While President Joe Biden is planning to make at-home COVID-19 tests free to Americans with health insurance, the reimbursement structure through their insurers is going to be “cumbersome” and limiting, according to critics.

Biden announced the plan Thursday and the Kaiser Family Foundation’s Larry Levitt noted it would “certainly make at-home testing more accessible,” but “it’s still going to be cumbersome for people,” he told The Hill, adding “I have no doubt that insurers will put up roadblocks.”

“The answer to ‘do I really need this?’ is always yes,” Johns Hopkins Center for Health Security’s Jennifer Nuzzo told The Hill. “The most preferable option would be to make these ***damn things free or close to free and make them widely available so people can just pick them up.”

Insured people will still have to buy the tests up front and submit receipts to their health insurance company for reimbursement – a plan that is less efficient than European countries that provide them for free or just a few dollars, according to the report.

“When I came into office, none of these tests were on the market,” Biden said Thursday at the National Institutes of Health. “Thanks to our actions and the work of all of you, we now have at least eight at-home testing options and prices for those tests are coming down.

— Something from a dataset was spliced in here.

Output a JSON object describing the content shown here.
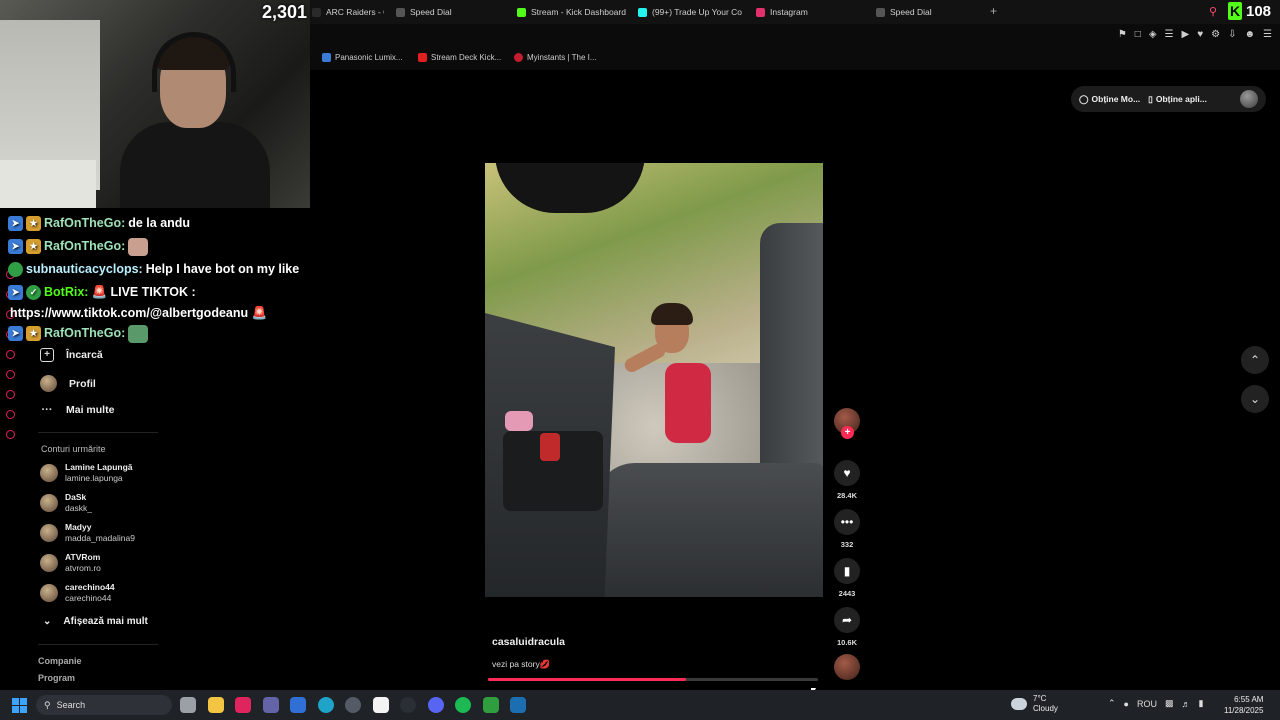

“But it still isn’t good enough, in my view. That’s why I am announcing that health insurers must cover the cost of at-home testing So that if you’re one of the 150 million Americans with private health insurance, next month your plan will cover at-home tests.”

The plan is noble compared to nothing, but heavily criticized compared to Europe.

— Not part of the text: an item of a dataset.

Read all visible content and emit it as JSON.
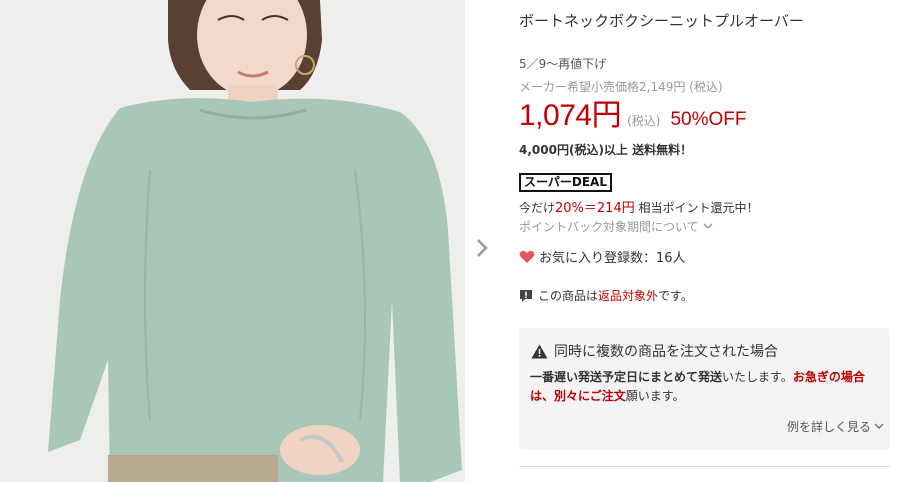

“I just did a BBC interview,” Columbia University Medical Center’s Craig Spencer tweeted. “The host said that in the U.K. you can just walk into a pharmacy and pick up free tests. I informed him that at-home tests in the US cost $8-$10 each — if you can find them — and I’m not sure but I think maybe his head exploded.

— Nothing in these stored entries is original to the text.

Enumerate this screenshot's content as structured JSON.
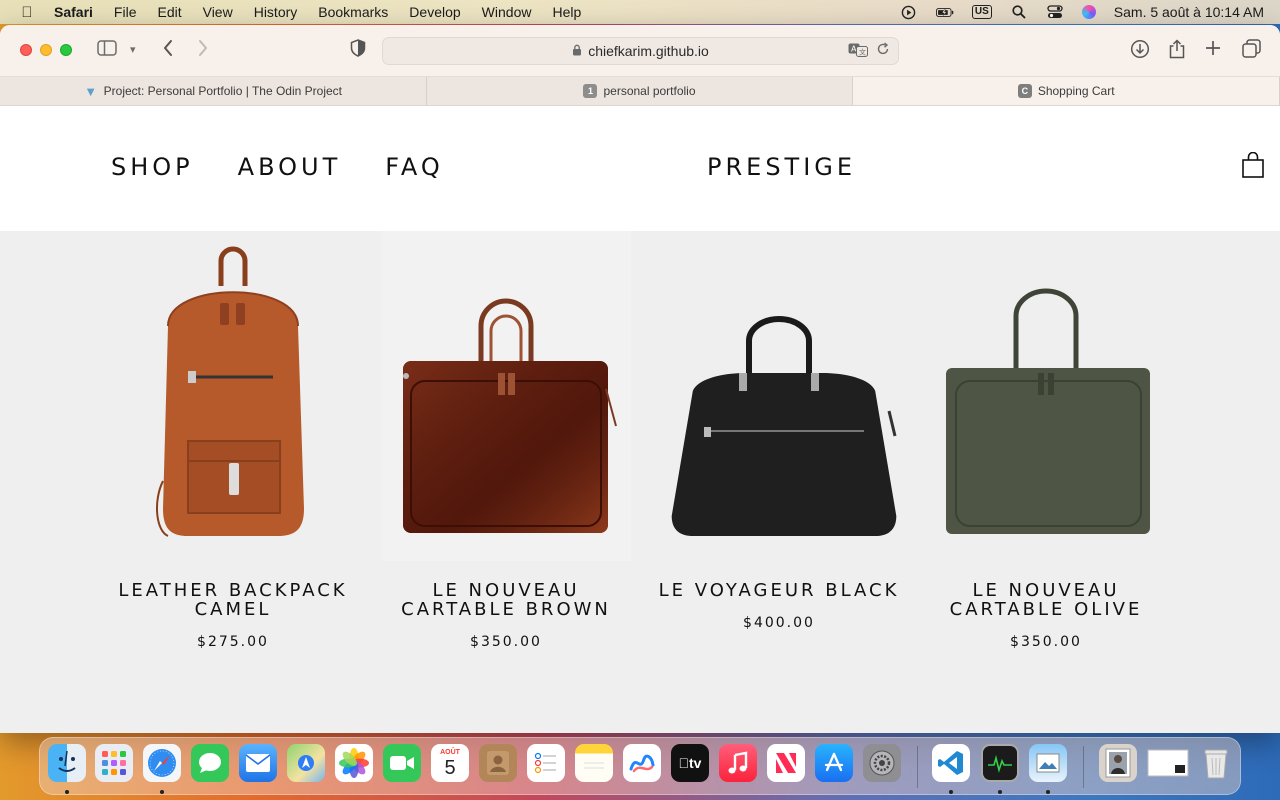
{
  "menubar": {
    "app": "Safari",
    "items": [
      "File",
      "Edit",
      "View",
      "History",
      "Bookmarks",
      "Develop",
      "Window",
      "Help"
    ],
    "input_source": "US",
    "datetime": "Sam. 5 août à 10:14 AM"
  },
  "browser": {
    "url": "chiefkarim.github.io",
    "tabs": [
      {
        "title": "Project: Personal Portfolio | The Odin Project",
        "favicon": "odin-icon"
      },
      {
        "title": "personal portfolio",
        "favicon_text": "1"
      },
      {
        "title": "Shopping Cart",
        "favicon_text": "C"
      }
    ]
  },
  "site": {
    "nav": [
      "SHOP",
      "ABOUT",
      "FAQ"
    ],
    "brand": "PRESTIGE",
    "cart_icon": "shopping-bag-icon"
  },
  "products": [
    {
      "name": "LEATHER BACKPACK CAMEL",
      "price": "$275.00",
      "color": "#b65a2c"
    },
    {
      "name": "LE NOUVEAU CARTABLE BROWN",
      "price": "$350.00",
      "color": "#5e1c10"
    },
    {
      "name": "LE VOYAGEUR BLACK",
      "price": "$400.00",
      "color": "#1f1f1f"
    },
    {
      "name": "LE NOUVEAU CARTABLE OLIVE",
      "price": "$350.00",
      "color": "#4e5545"
    }
  ],
  "dock": {
    "calendar_month": "AOÛT",
    "calendar_day": "5",
    "apps": [
      "finder-icon",
      "launchpad-icon",
      "safari-icon",
      "messages-icon",
      "mail-icon",
      "maps-icon",
      "photos-icon",
      "facetime-icon",
      "calendar-icon",
      "contacts-icon",
      "reminders-icon",
      "notes-icon",
      "freeform-icon",
      "tv-icon",
      "music-icon",
      "news-icon",
      "app-store-icon",
      "system-settings-icon",
      "vscode-icon",
      "activity-monitor-icon",
      "preview-icon",
      "downloads-stack-icon",
      "screenshot-icon",
      "trash-icon"
    ]
  }
}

“But don’t worry, next month in the U.S., if you’re lucky enough to have private health insurance, you MIGHT have the opportunity to submit the costs of SOME at-home tests to an insurance company whose only motive is profit.”

Maine CDC Director Nirav Shah is also critical.

“A pay-and-chase model where individuals have to have an expenditure up front and then get reimbursed for it, that introduces an access challenge for a lot of folks,” he told reporters this week, according to The Hill.